There are many ways virtual reality (VR) is redefining the way we live, interact, and do business. Gaming and entertainment might be the first industries that come to mind for those who have considered how VR is expanding into the mainstream, but the technology is gaining prowess through a number of other uses. For example, it is used in training for employees, from police officers to the military. It has been used in healthcare for training as well, but also in patient care, particularly for diagnosing brain injury. With VR’s entrance into the medical arena, one place it is truly making a difference is in the care of seniors.
What VR can do for seniors physically
The medical industry is using VR in many surprising ways and while it is mainly the interface between VR and the human brain that is allowing the technology to be of assistance to elderly people, there are physical aspects to VR that allow it to be of use to seniors as well.
One of the largest issues seniors face is injury from falls. It has been said to be the underlying cause of the most injury-related deaths in seniors. Around 10,000 seniors die from complications related to falling injury each year and nearly half of people over 65 years old will experience some injury from a falling incident. VR training has been created to help seniors with balance with the goal of lowering fall risk.
Virtual reality has also been an effective tool in therapy. Those who have gone through physical therapy know that the tedium of the exercises is more than just annoying, it can make it so you are tempted not to follow the prescribed regimen of movements. VR has created games that make therapy more exciting, giving people greater incentive to keep up with their exercises.
In addition, VR is being used to test for the physical symptoms that surround dementia and Alzheimer’s. By putting users through a series of tasks, scientists can assess and detect dementia symptoms early and allow for those that are at high risk to try to strategize ways to prepare for an eventual diagnosis.
VR for pain
For seniors who suffer from chronic or severe pain issues, VR has been used as a kind of analgesic. The technology creates an immersive digital world that can dampen external stimuli, including those that cause pain. Patients can be put into a relaxing atmosphere such as a simulation of a beach or mountain view. In trials, after being in a calming virtual world, patients reported a large drop in their pain scores when compared to patients that were given relaxation strategies outside of VR immersion. Other patients are given tasks that keep them from focusing on pain, like following directions or playing games. This has also been shown as effective for lowering pain levels.
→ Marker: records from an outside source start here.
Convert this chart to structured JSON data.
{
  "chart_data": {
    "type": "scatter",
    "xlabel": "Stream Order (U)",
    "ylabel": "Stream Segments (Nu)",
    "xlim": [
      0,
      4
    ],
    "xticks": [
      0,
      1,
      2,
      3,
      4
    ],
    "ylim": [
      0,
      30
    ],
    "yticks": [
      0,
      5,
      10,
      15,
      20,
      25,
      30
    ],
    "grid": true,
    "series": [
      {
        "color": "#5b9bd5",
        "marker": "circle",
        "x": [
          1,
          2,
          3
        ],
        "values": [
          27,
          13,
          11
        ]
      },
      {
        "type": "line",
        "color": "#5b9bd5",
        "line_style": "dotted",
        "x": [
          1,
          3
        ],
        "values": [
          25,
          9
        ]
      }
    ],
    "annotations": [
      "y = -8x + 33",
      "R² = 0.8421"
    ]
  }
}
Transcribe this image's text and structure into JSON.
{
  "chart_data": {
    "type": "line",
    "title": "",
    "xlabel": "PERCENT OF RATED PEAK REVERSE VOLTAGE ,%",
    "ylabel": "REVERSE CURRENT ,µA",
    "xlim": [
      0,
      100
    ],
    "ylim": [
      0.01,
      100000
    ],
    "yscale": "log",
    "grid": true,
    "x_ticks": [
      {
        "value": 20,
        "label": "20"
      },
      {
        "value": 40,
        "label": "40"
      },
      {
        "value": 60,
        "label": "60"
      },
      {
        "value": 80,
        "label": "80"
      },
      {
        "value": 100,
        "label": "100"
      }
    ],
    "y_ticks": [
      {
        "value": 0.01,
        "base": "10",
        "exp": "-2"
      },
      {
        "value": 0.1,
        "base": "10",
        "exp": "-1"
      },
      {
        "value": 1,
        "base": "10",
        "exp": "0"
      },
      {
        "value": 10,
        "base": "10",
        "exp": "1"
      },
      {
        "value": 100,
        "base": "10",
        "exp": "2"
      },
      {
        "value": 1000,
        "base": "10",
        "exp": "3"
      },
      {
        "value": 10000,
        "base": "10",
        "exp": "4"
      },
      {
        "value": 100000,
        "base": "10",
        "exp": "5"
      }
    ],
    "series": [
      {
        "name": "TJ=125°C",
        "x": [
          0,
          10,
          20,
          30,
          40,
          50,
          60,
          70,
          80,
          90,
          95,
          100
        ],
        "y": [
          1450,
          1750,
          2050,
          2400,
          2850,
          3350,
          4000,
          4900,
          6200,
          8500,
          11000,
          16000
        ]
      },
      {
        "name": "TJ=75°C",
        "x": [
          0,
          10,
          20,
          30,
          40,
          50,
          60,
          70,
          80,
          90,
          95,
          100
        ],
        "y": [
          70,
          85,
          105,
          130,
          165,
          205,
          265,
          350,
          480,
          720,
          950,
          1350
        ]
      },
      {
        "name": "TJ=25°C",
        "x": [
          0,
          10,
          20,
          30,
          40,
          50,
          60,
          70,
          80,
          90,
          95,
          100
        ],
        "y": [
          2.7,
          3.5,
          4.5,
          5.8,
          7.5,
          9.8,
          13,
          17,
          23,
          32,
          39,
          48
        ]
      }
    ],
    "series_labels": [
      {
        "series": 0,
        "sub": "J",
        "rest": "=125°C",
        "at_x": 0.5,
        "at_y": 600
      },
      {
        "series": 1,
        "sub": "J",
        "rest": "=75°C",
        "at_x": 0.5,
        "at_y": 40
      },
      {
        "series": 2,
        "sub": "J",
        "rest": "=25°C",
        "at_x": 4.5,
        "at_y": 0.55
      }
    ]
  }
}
Many patients may be able to use VR for pain management rather than turning to potentially harmful drugs. Because these drugs are comparatively much more expensive than VR therapy, it is a much better option financially as well.
VR for Memory
The issue of memory loss, particularly for those who suffer from dementia and Alzheimer’s disease as they age, is an acute one for seniors. In many cases VR technology has worked better than related therapies to recover memory. Studies have found that in some cases, interacting with an enhanced 360-degree video environment can stimulate memory more effectively than visiting an environment in the real world. The reason for this is yet to be fully explored, but it is likely that once this is clear, VR will be able to be used in an even more targeted way to connect with regaining memory.
Those that suffer from memory loss due to Alzheimer’s or dementia can easily become agitated and frustrated with their lack of understanding of their environment. Creating familiar virtual environments can greatly alleviate this condition. One program called Rendever, has been created specifically to put together landscapes that will be familiar to seniors. Rendever uses 360-degree views of patient’s previous homes or surroundings to soothe patients with memory loss. Another company, MyndVR uses VR to create interactive and engaging simulations to combat isolation for seniors. In one program, they evoked a ballroom with actors dressed in 50s clothes enjoying big band era tunes to give seniors a real glimpse into the past.
VR for Quality of Life
Seniors often suffer from feelings of loneliness and isolation. When it becomes difficult to travel physically they can find themselves cut off from the outside world. VR has been used to connect seniors to their families, even live events like reunions and weddings, to give them the feeling that they are actually there. Many once very active seniors feel frustrated that they are no longer able to do some things that they enjoyed previously like go to a concert or to a museum. VR recordings of concerts have been created that puts the participant in the perfect seat so that it is nearly indistinguishable from being at the event and VR museums tours are also becoming more prevalent. All this is to allow seniors (or anyone) with mobility issues the freedom to visit places virtually that they no longer may be able to physically. VR can recreate a trip to a far-flung destination like Paris or to an old familiar neighborhood.
Ultimately, while not everything is fully understood surrounding VR tech and its medical benefits, there has been enough study to show that it can be an excellent resource for assisting elderly people with many issues. From helping with memory, to connection, to relaxation, it is a technology that will clearly make further strides in what it can accomplish related to eldercare.